Ci stiamo rendendo conto, stando dentro a questo sepolcro, di ciò che davvero conta. Vogliamo lasciare al passato i lini e il sudario, la superficialità e le maschere, e portare fuori dal sepolcro le ferite. Ne abbiamo tante: alcuni sono stati colpiti direttamente anche nelle loro case, fra i loro cari, in loro stessi, nel loro corpo; tutti siamo provati dalla paura, da un logoramento che continua, da tante crisi: economica, educativa, sociale. Queste ferite, se noi ci affidiamo al Signore e le condividiamo con i fratelli, si possono trasfigurare e possono diventare occasioni per una misericordia più grande tra di noi.

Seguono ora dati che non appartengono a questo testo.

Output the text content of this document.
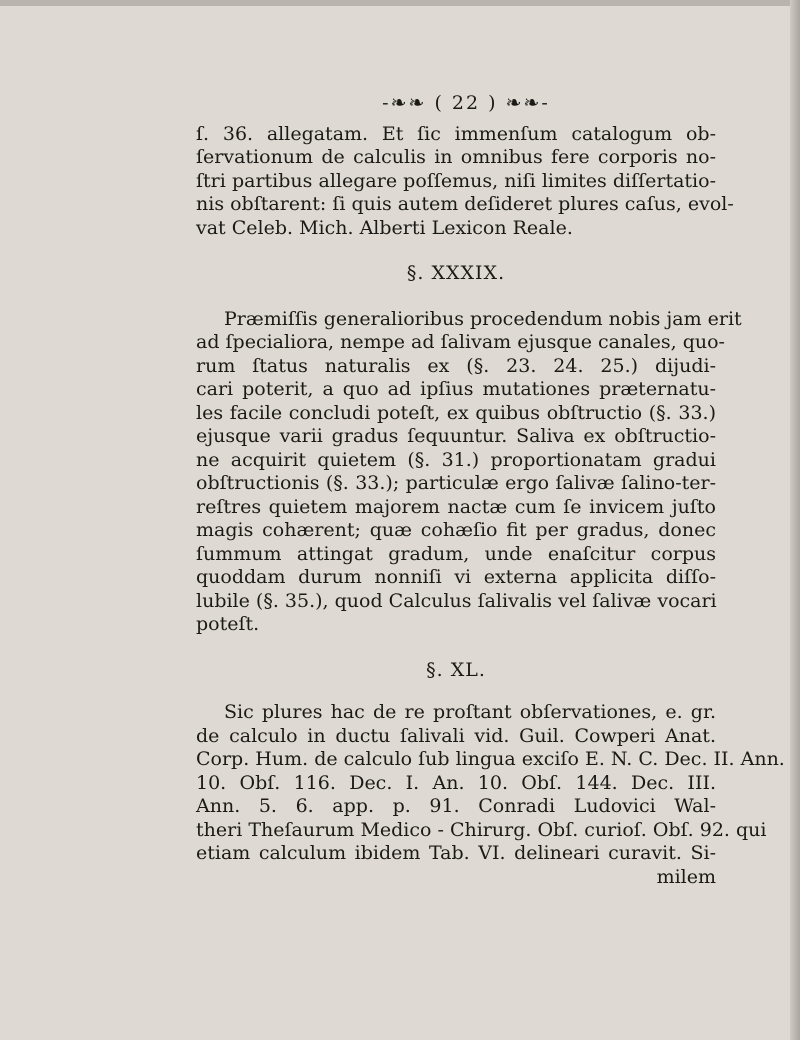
-❧❧ ( 22 ) ❧❧-
ſ. 36. allegatam. Et ſic immenſum catalogum ob-
ſervationum de calculis in omnibus fere corporis no-
ſtri partibus allegare poſſemus, niſi limites diſſertatio-
nis obſtarent: ſi quis autem deſideret plures caſus, evol-
vat Celeb. Mich. Alberti Lexicon Reale.
§. XXXIX.
Præmiſſis generalioribus procedendum nobis jam erit
ad ſpecialiora, nempe ad ſalivam ejusque canales, quo-
rum ſtatus naturalis ex (§. 23. 24. 25.) dijudi-
cari poterit, a quo ad ipſius mutationes præternatu-
les facile concludi poteſt, ex quibus obſtructio (§. 33.)
ejusque varii gradus ſequuntur. Saliva ex obſtructio-
ne acquirit quietem (§. 31.) proportionatam gradui
obſtructionis (§. 33.); particulæ ergo ſalivæ ſalino-ter-
reſtres quietem majorem nactæ cum ſe invicem juſto
magis cohærent; quæ cohæſio fit per gradus, donec
ſummum attingat gradum, unde enaſcitur corpus
quoddam durum nonniſi vi externa applicita diſſo-
lubile (§. 35.), quod Calculus ſalivalis vel ſalivæ vocari
poteſt.
§. XL.
Sic plures hac de re proſtant obſervationes, e. gr.
de calculo in ductu ſalivali vid. Guil. Cowperi Anat.
Corp. Hum. de calculo ſub lingua exciſo E. N. C. Dec. II. Ann.
10. Obſ. 116. Dec. I. An. 10. Obſ. 144. Dec. III.
Ann. 5. 6. app. p. 91. Conradi Ludovici Wal-
theri Theſaurum Medico - Chirurg. Obſ. curioſ. Obſ. 92. qui
etiam calculum ibidem Tab. VI. delineari curavit. Si-
milem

Questi sono i segni del Risorto già ora. Adesso il Risorto va testimoniato, non semplicemente dicendo: “è risorto!” – questo è fondamentale – ma creando nelle nostre relazioni dei bagliori di vita, dei momenti di misericordia, delle tenerezze che ora non ci possiamo esprimere, delle attenzioni che sono piccole luci accese nei rapporti tra di noi: tutto questo deve uscire dal sepolcro.

Chiediamo al Signore che la sua Pasqua allora significhi per noi già ora un passaggio dal sepolcro alla vita trasfigurata, dai segni di morte alla vittoria della sua vita, la vita eterna.